SPAZIO LIBERO
RIFLESSIONI
Esplorando
il pianeta
del pensiero


      
Una nota critica intorno al libro “Cartesio un filosofo da amare” della scrittrice siciliana Vira Fabra. Un compendio di saggi di arte, estetica e filosofia lungo il crinale di una sintesi intellettuale di strategie, enunciati, modi, espressioni visive e (addirittura) tattili e olfattive, disposta contro le derive del non-pensare. Le forme e i contenuti del testo si intersecano e si implementano vicendevolmente nella molteplice e versatile strutturazione, in un ‘continuum’ che è equilibrio di forze e di linguaggi, colti nella loro singlossia.
      



      

di Carmen De Stasio

 

 

Libere traiettorie segnate dall’intersezione tra cerebralismo e fine immaginazione. In altri termini, un percorso creativo, in cui la mente dell’autrice spazia volteggiando nei sentieri misteriosi di una realtà evidente. È in questo la consapevole capacità di trasferire in “azione” il proprio distintivo sapere.

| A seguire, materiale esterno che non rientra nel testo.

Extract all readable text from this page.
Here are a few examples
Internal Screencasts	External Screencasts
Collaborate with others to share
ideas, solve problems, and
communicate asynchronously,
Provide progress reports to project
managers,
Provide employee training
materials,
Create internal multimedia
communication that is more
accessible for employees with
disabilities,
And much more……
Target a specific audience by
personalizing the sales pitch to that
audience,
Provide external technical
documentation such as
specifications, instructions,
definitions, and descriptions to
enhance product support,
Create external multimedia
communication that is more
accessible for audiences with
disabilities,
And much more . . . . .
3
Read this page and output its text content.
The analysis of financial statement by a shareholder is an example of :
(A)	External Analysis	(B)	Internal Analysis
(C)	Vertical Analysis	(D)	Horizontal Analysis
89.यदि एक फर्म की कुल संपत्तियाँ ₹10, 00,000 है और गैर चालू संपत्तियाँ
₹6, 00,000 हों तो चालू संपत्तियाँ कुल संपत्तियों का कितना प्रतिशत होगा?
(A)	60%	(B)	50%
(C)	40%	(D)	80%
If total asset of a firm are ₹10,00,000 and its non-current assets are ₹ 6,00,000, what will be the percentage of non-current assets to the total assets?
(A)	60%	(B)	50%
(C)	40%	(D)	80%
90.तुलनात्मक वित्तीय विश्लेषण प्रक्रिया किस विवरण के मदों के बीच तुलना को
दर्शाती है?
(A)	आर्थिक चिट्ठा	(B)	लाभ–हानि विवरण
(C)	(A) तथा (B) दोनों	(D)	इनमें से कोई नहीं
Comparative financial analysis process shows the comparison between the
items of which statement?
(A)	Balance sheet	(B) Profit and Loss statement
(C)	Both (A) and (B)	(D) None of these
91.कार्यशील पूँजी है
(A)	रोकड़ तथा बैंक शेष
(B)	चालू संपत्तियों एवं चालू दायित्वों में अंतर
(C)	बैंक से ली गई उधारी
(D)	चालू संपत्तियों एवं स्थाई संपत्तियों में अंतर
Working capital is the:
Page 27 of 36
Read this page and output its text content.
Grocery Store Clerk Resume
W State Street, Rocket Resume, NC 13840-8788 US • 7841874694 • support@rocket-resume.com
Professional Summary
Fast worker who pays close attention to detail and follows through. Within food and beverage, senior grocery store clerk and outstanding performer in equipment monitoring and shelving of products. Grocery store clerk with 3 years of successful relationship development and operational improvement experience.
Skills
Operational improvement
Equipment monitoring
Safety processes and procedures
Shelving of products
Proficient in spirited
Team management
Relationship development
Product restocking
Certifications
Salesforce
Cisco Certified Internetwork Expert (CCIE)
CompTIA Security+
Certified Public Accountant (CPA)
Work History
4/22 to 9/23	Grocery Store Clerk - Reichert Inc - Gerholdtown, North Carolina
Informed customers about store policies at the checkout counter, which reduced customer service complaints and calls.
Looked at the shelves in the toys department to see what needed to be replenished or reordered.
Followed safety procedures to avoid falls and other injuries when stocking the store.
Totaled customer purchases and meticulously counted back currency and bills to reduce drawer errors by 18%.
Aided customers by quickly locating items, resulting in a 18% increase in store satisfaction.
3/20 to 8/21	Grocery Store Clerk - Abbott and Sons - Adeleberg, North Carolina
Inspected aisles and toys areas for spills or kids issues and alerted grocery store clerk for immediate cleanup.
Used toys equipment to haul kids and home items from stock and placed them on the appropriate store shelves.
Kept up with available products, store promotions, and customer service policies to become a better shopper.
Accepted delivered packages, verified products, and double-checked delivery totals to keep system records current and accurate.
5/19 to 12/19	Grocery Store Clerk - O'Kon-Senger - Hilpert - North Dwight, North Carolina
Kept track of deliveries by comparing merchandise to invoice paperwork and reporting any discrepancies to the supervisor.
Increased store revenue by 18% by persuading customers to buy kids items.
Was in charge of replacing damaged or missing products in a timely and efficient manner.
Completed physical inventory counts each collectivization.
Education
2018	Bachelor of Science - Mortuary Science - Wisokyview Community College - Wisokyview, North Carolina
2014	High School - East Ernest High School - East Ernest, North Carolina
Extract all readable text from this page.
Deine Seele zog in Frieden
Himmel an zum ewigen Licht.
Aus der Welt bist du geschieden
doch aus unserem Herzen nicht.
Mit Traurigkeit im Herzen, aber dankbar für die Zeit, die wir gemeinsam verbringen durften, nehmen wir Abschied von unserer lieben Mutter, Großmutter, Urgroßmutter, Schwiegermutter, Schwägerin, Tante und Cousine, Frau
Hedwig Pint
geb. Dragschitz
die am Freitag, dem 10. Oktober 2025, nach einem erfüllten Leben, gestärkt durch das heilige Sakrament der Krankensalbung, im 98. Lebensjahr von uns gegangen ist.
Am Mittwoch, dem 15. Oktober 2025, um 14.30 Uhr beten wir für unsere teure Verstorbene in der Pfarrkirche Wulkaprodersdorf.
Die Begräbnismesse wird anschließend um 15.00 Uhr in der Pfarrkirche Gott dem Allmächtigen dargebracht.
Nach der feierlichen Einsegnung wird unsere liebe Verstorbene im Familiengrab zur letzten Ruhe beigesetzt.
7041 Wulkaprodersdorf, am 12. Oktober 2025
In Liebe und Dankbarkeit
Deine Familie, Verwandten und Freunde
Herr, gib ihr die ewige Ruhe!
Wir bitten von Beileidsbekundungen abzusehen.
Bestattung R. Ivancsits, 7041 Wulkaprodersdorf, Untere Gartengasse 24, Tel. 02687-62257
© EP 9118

La vita è dietro la siepe…

L’intelaiatura predisposta da Vira Fabra è una sinestetica composizione di riflessioni che si stende per chiarire condizioni e situazioni intellettuali, pillole di conoscenza che volgono alla determinazione di sintetica coltivazione delle conoscenze.

La poliforme struttura del libro, nella sua complessità, sottopone il lettore ad un approfondimento che lo concilia con la parola scritta, imponendogli il medesimo volteggiare nell’oltre indefinito come ricerca costante e continua, progressiva e potenziante di elevazioni della mente che assurgono qui e là nella indagine di percorsi spirituali. Un invito a meditare, a segnare il punto etereo e procedere lungo nuovi camminamenti.

Il libro predispone, dispone e ordina alla ricerca-azione.

La risultante è una sintesi intellettuale di strategie, enunciati, modi, espressioni visive e (addirittura!) tattili e olfattive contro il non-pensiero. La forma, le forme e i contenuti si intersecano e si rafforzano vicendevolmente nella molteplice e versatile strutturazione, in un continuum che è equilibrio di forze e linguaggi, che Vira Fabra utilizza per sedimentare e imprimere il “detto”. Altresì gli spazi mobili (intercambiabili, non fissi, ma dotati di gioiosa/giocosa flessibilità, come possono essere le fotografie riportate, la diversità di segno grafico, il disegno, ecc.) subiscono una morbida manipolazione e inglobano il significato comprensivo in un segno che è intelligibile nell’esclusivo eclettismo di sistemi linguistici applicati.

Anche un punto è un sistema.

L’opera non si presenta come mera speculazione filosofica: piuttosto, espone in maniera combinatoria nuclei sistematizzati di riflessioni, di pensieri e di pensiero nell’insieme, offrendo in tal modo una chiara formulazione comprensiva di un percorso gnoseologico, esperito, accolto. Empirico, se si vuole. Una proiezione sulla pagina impregnata di segni-segnali indipendenti tra loro eppur collegati in maniera reticolare, tale da rendere leggibile, inter-leggibile e interpretabile la struttura profonda.

Si tratta di una rappresentazione geometrica in cui le argomentazioni, pur distribuite secondo spazi definiti, convergono in una composizione sintetica finale ed esaustiva. Una sorta di veste complessa illimitata, che apre a descrizioni che estrapolano dalla pagina e che alle trattazioni in essa contenute tornano sempre, in un incontro costante che segue la scia poliritmica bustrofedica del segno distintivo della libera parola.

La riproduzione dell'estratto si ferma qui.